Herr Hager
Lehrer für Geschichte und Philosophie
 
 

"Können Sie mir das bitte erklären?"


Immanuel Kant, Gemälde von Johann Gottlieb Becker, 1768Ein fiktives Interview mit dem Philosophen Immanuel Kant anlässlich seines 300. Geburtstags
 
von Sophie H., 22.04.2024*

 

Sophie: Guten Tag Herr Professor Kant und herzlichen Glückwunsch zu Ihrem 300. Geburtstag. Vielen Dank, dass Sie an Ihrem Ehrentag Zeit für dieses Interview gefunden haben.


Kant: Guten Tag Sophie und vielen Dank für die Glückwünsche. Das ist tatsächlich mein erstes Interview. So etwas habe ich noch nie gemacht. Ich fühle mich sehr geehrt über so viel Aufmerksamkeit.

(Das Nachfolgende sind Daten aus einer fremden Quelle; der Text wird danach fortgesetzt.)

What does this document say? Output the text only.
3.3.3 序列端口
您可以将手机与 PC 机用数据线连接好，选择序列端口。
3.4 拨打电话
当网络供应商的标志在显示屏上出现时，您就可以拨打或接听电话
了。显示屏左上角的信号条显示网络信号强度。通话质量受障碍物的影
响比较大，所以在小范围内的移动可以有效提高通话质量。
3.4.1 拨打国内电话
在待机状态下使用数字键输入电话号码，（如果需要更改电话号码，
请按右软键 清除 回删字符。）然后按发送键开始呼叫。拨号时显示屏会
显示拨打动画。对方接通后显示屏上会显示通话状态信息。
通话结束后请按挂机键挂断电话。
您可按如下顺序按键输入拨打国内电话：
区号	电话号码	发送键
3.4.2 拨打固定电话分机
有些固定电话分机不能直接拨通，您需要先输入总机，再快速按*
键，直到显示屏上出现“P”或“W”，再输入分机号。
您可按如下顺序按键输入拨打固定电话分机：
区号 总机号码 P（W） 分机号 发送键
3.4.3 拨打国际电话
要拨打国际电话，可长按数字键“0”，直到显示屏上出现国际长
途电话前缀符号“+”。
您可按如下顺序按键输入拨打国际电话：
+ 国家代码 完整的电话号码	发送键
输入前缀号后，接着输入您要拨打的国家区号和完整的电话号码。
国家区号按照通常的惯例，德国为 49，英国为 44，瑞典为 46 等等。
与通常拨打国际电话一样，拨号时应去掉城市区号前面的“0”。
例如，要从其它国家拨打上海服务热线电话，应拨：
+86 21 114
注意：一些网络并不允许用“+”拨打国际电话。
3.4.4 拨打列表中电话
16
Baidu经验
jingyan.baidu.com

Sophie: Nun ja, Herr Professor Kant, Sie sind schließlich ein berühmter Mann. Ihre Theorien werden an Universitäten und in Schulen auf der ganzen Welt gelehrt. Ihre Schriften sind in zahlreiche Sprachen übersetzt worden. Da wird es doch mal Zeit für ein Gespräch mit der Person selbst.


Kant: Oh, dass ich so berühmt bin, wusste ich gar nicht. Nun ja, als ich noch in Königsberg gelebt und gearbeitet habe, hatte ich in der Welt der Philosophie schon einen gewissen Ruf, der nicht ganz unumstritten war, aber dass meine Lehren und Schriften so weite Verbreitung gefunden haben, dass sie auch im Schulunterricht behandelt werden, freut mich sehr.


Sophie: Wenn es um Philosophie geht, kommt man an Kant nicht vorbei. Ihre Definition der Idee der Aufklärung, die Sie in Ihrem Essay von 1784 dargelegt haben, wird immer wieder zitiert.


Kant: „Aufklärung ist der Ausgang des Menschen aus seiner selbst verschuldeten Unmündigkeit. Unmündigkeit ist das Unvermögen, sich seines Verstandes ohne Leitung eines anderen zu bedienen. […]“. Ja, ich erinnere mich. Ich hoffe, dass Sie nicht nur die Einleitung, sondern die ganze Schrift gelesen haben.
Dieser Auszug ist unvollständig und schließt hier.